Japanese Prime Minister Naoto Kan, arriving at his official residence in Tokyo Tuesday, expressed deep regret over the suffering during Japan's colonial rule.
Tokyo, Japan (CNN) -- Japan apologized once again to South Korea on Tuesday for colonizing the Korean peninsula for more than three decades in the early 1900s.
While the apology is not the first from Japan, it coincides with the 100th anniversary this month of the annexation of the Korean peninsula.
In his statement, Prime Minister Naoto Kan expressed "deep regret over the suffering inflicted" during Japan's rule.
Cabinet members endorsed the statement, Japan's Kyodo news agency reported.
Kan also said Japan will hand over precious cultural artifacts that South Korea has been demanding.
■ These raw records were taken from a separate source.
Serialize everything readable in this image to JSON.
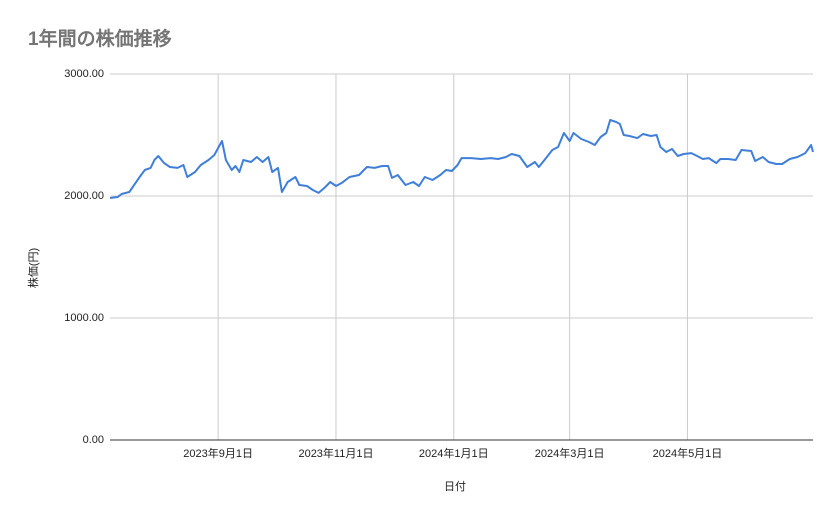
{
  "chart_data": {
    "type": "line",
    "title": "1年間の株価推移",
    "x_label": "日付",
    "y_label": "株価(円)",
    "x": [
      "2023-07-07",
      "2023-07-11",
      "2023-07-13",
      "2023-07-17",
      "2023-07-22",
      "2023-07-25",
      "2023-07-28",
      "2023-07-30",
      "2023-08-01",
      "2023-08-04",
      "2023-08-07",
      "2023-08-11",
      "2023-08-14",
      "2023-08-16",
      "2023-08-20",
      "2023-08-23",
      "2023-08-27",
      "2023-08-30",
      "2023-09-03",
      "2023-09-05",
      "2023-09-08",
      "2023-09-10",
      "2023-09-12",
      "2023-09-14",
      "2023-09-18",
      "2023-09-21",
      "2023-09-24",
      "2023-09-27",
      "2023-09-29",
      "2023-10-02",
      "2023-10-04",
      "2023-10-07",
      "2023-10-11",
      "2023-10-13",
      "2023-10-17",
      "2023-10-20",
      "2023-10-23",
      "2023-10-26",
      "2023-10-29",
      "2023-11-01",
      "2023-11-04",
      "2023-11-08",
      "2023-11-13",
      "2023-11-17",
      "2023-11-21",
      "2023-11-25",
      "2023-11-28",
      "2023-11-30",
      "2023-12-03",
      "2023-12-07",
      "2023-12-11",
      "2023-12-14",
      "2023-12-17",
      "2023-12-21",
      "2023-12-25",
      "2023-12-28",
      "2023-12-31",
      "2024-01-03",
      "2024-01-05",
      "2024-01-10",
      "2024-01-15",
      "2024-01-20",
      "2024-01-24",
      "2024-01-28",
      "2024-01-31",
      "2024-02-04",
      "2024-02-08",
      "2024-02-12",
      "2024-02-14",
      "2024-02-17",
      "2024-02-21",
      "2024-02-24",
      "2024-02-27",
      "2024-03-01",
      "2024-03-03",
      "2024-03-07",
      "2024-03-11",
      "2024-03-14",
      "2024-03-17",
      "2024-03-20",
      "2024-03-22",
      "2024-03-25",
      "2024-03-27",
      "2024-03-29",
      "2024-04-01",
      "2024-04-05",
      "2024-04-08",
      "2024-04-12",
      "2024-04-15",
      "2024-04-17",
      "2024-04-20",
      "2024-04-23",
      "2024-04-26",
      "2024-04-29",
      "2024-05-03",
      "2024-05-06",
      "2024-05-09",
      "2024-05-12",
      "2024-05-16",
      "2024-05-18",
      "2024-05-22",
      "2024-05-26",
      "2024-05-29",
      "2024-06-03",
      "2024-06-05",
      "2024-06-09",
      "2024-06-12",
      "2024-06-16",
      "2024-06-19",
      "2024-06-23",
      "2024-06-27",
      "2024-07-01",
      "2024-07-04",
      "2024-07-05"
    ],
    "series": [
      {
        "color": "#3f7fd9",
        "values": [
          1984,
          1992,
          2016,
          2033,
          2148,
          2213,
          2230,
          2295,
          2328,
          2270,
          2238,
          2230,
          2254,
          2156,
          2197,
          2254,
          2295,
          2336,
          2451,
          2295,
          2213,
          2246,
          2197,
          2295,
          2279,
          2320,
          2279,
          2320,
          2197,
          2230,
          2033,
          2115,
          2156,
          2090,
          2082,
          2049,
          2025,
          2066,
          2115,
          2082,
          2107,
          2156,
          2172,
          2238,
          2230,
          2246,
          2246,
          2148,
          2172,
          2090,
          2115,
          2082,
          2156,
          2131,
          2172,
          2213,
          2205,
          2254,
          2311,
          2311,
          2303,
          2311,
          2303,
          2320,
          2344,
          2328,
          2238,
          2279,
          2238,
          2295,
          2377,
          2402,
          2516,
          2451,
          2516,
          2467,
          2443,
          2418,
          2484,
          2516,
          2623,
          2607,
          2590,
          2500,
          2492,
          2475,
          2508,
          2492,
          2500,
          2402,
          2361,
          2385,
          2328,
          2344,
          2352,
          2328,
          2303,
          2311,
          2270,
          2303,
          2303,
          2295,
          2377,
          2369,
          2287,
          2320,
          2279,
          2262,
          2262,
          2303,
          2320,
          2352,
          2418,
          2361
        ]
      }
    ],
    "xlim": [
      "2023-07-07",
      "2024-07-05"
    ],
    "xticks": [
      {
        "value": "2023-09-01",
        "label": "2023年9月1日"
      },
      {
        "value": "2023-11-01",
        "label": "2023年11月1日"
      },
      {
        "value": "2024-01-01",
        "label": "2024年1月1日"
      },
      {
        "value": "2024-03-01",
        "label": "2024年3月1日"
      },
      {
        "value": "2024-05-01",
        "label": "2024年5月1日"
      }
    ],
    "ylim": [
      0,
      3000
    ],
    "yticks": [
      {
        "value": 0,
        "label": "0.00"
      },
      {
        "value": 1000,
        "label": "1000.00"
      },
      {
        "value": 2000,
        "label": "2000.00"
      },
      {
        "value": 3000,
        "label": "3000.00"
      }
    ],
    "grid": true
  }
}
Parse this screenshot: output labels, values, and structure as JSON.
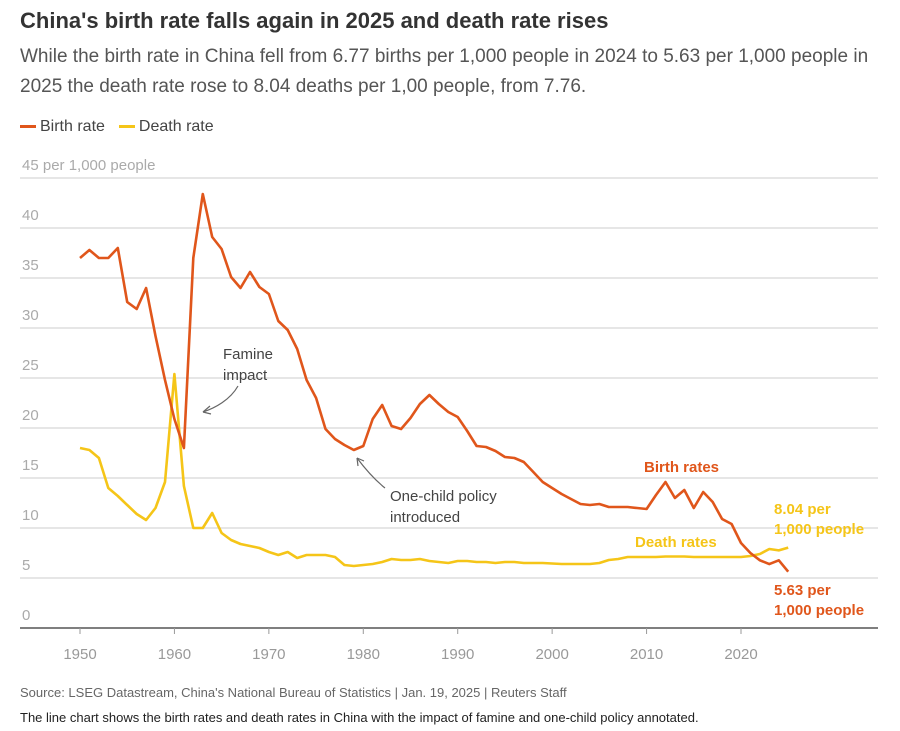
{
  "title": "China's birth rate falls again in 2025 and death rate rises",
  "subtitle": "While the birth rate in China fell from 6.77 births per 1,000 people in 2024 to 5.63 per 1,000 people in 2025 the death rate rose to 8.04 deaths per 1,00 people, from 7.76.",
  "legend": [
    {
      "label": "Birth rate",
      "color": "#e0561b"
    },
    {
      "label": "Death rate",
      "color": "#f5c518"
    }
  ],
  "source": "Source: LSEG Datastream, China's National Bureau of Statistics | Jan. 19, 2025  | Reuters Staff",
  "description": "The line chart shows the birth rates and death rates in China with the impact of famine and one-child policy annotated.",
  "chart_data": {
    "type": "line",
    "ylabel": "per 1,000 people",
    "ylim": [
      0,
      45
    ],
    "yticks": [
      "0",
      "5",
      "10",
      "15",
      "20",
      "25",
      "30",
      "35",
      "40",
      "45 per 1,000 people"
    ],
    "xlim": [
      1941,
      2042
    ],
    "xticks": [
      "1950",
      "1960",
      "1970",
      "1980",
      "1990",
      "2000",
      "2010",
      "2020"
    ],
    "x": [
      1950,
      1951,
      1952,
      1953,
      1954,
      1955,
      1956,
      1957,
      1958,
      1959,
      1960,
      1961,
      1962,
      1963,
      1964,
      1965,
      1966,
      1967,
      1968,
      1969,
      1970,
      1971,
      1972,
      1973,
      1974,
      1975,
      1976,
      1977,
      1978,
      1979,
      1980,
      1981,
      1982,
      1983,
      1984,
      1985,
      1986,
      1987,
      1988,
      1989,
      1990,
      1991,
      1992,
      1993,
      1994,
      1995,
      1996,
      1997,
      1998,
      1999,
      2000,
      2001,
      2002,
      2003,
      2004,
      2005,
      2006,
      2007,
      2008,
      2009,
      2010,
      2011,
      2012,
      2013,
      2014,
      2015,
      2016,
      2017,
      2018,
      2019,
      2020,
      2021,
      2022,
      2023,
      2024,
      2025
    ],
    "series": [
      {
        "name": "Birth rate",
        "color": "#e0561b",
        "values": [
          37.0,
          37.8,
          37.0,
          37.0,
          38.0,
          32.6,
          31.9,
          34.0,
          29.2,
          24.8,
          20.9,
          18.0,
          37.0,
          43.4,
          39.1,
          37.9,
          35.1,
          34.0,
          35.6,
          34.1,
          33.4,
          30.7,
          29.8,
          27.9,
          24.8,
          23.0,
          19.9,
          18.9,
          18.3,
          17.8,
          18.2,
          20.9,
          22.3,
          20.2,
          19.9,
          21.0,
          22.4,
          23.3,
          22.4,
          21.6,
          21.1,
          19.7,
          18.2,
          18.1,
          17.7,
          17.1,
          17.0,
          16.6,
          15.6,
          14.6,
          14.0,
          13.4,
          12.9,
          12.4,
          12.3,
          12.4,
          12.1,
          12.1,
          12.1,
          12.0,
          11.9,
          13.3,
          14.6,
          13.0,
          13.8,
          12.0,
          13.6,
          12.6,
          10.9,
          10.4,
          8.5,
          7.5,
          6.77,
          6.39,
          6.77,
          5.63
        ]
      },
      {
        "name": "Death rate",
        "color": "#f5c518",
        "values": [
          18.0,
          17.8,
          17.0,
          14.0,
          13.2,
          12.3,
          11.4,
          10.8,
          12.0,
          14.6,
          25.4,
          14.2,
          10.0,
          10.0,
          11.5,
          9.5,
          8.8,
          8.4,
          8.2,
          8.0,
          7.6,
          7.3,
          7.6,
          7.0,
          7.3,
          7.3,
          7.3,
          7.1,
          6.3,
          6.2,
          6.3,
          6.4,
          6.6,
          6.9,
          6.8,
          6.8,
          6.9,
          6.7,
          6.6,
          6.5,
          6.7,
          6.7,
          6.6,
          6.6,
          6.5,
          6.6,
          6.6,
          6.5,
          6.5,
          6.5,
          6.45,
          6.4,
          6.4,
          6.4,
          6.4,
          6.5,
          6.8,
          6.9,
          7.1,
          7.1,
          7.1,
          7.1,
          7.15,
          7.15,
          7.15,
          7.1,
          7.1,
          7.1,
          7.1,
          7.1,
          7.1,
          7.2,
          7.4,
          7.9,
          7.76,
          8.04
        ]
      }
    ],
    "annotations": {
      "famine": [
        "Famine",
        "impact"
      ],
      "one_child": [
        "One-child policy",
        "introduced"
      ],
      "birth_label": "Birth rates",
      "death_label": "Death rates",
      "death_end": [
        "8.04 per",
        "1,000 people"
      ],
      "birth_end": [
        "5.63 per",
        "1,000 people"
      ]
    }
  }
}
Among them are records of an ancient Korean royal dynasty.
Japan controlled Korea from 1910 to 1945. During that time, Japan's military is accused of forcing about 200,000 women, mainly from Korea and China, to serve as sex slaves.
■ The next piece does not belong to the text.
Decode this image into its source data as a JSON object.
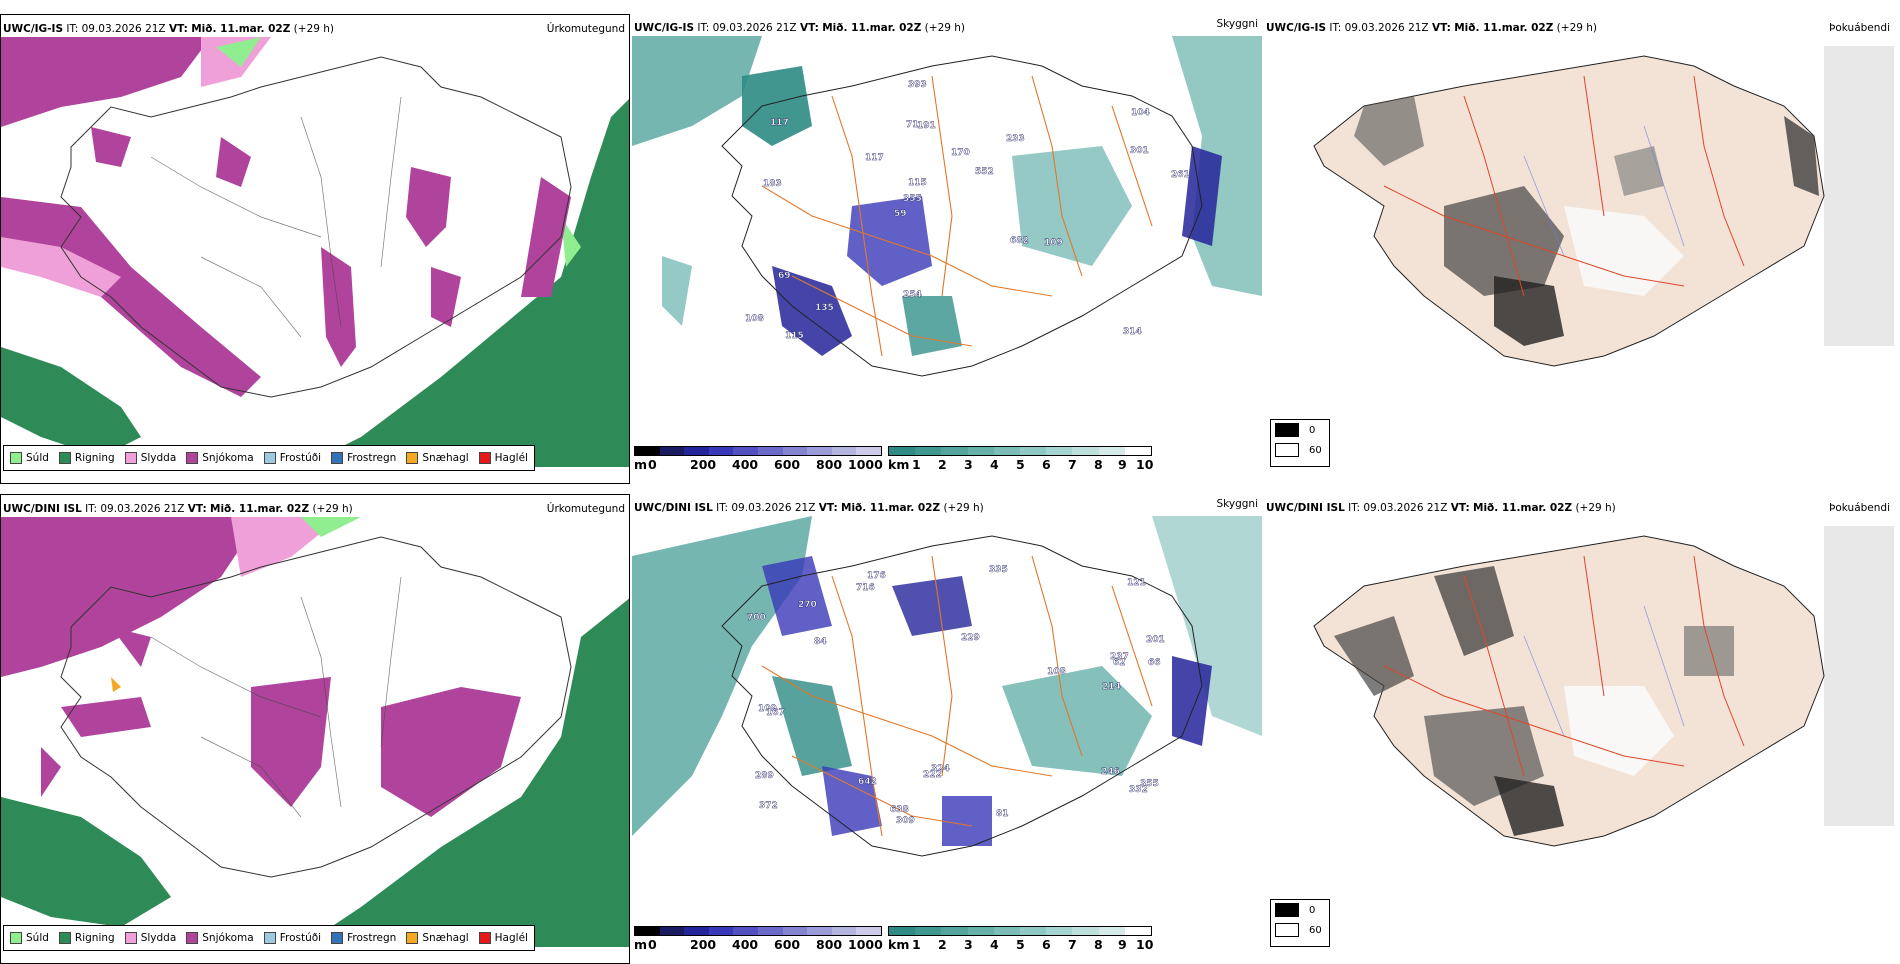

They were known as "comfort women" for soldiers in Japan's Imperial Army.
In the past, there have been street protests and lawsuits in South Korea over the sufferings of the comfort women.
South Korea's ruling Grand National Party said the statement was "a step forward" from past statements, but "not enough to allay" Korean anger, the country's Yonhap news agency said.
The statement "has no mention of illegitimacy of the forced annexation and Koreans forced to work as sex slaves or manual laborers by the Japanese army," Ahn Hyoung-hwan, a spokesman of the party, said, according to Yonhap.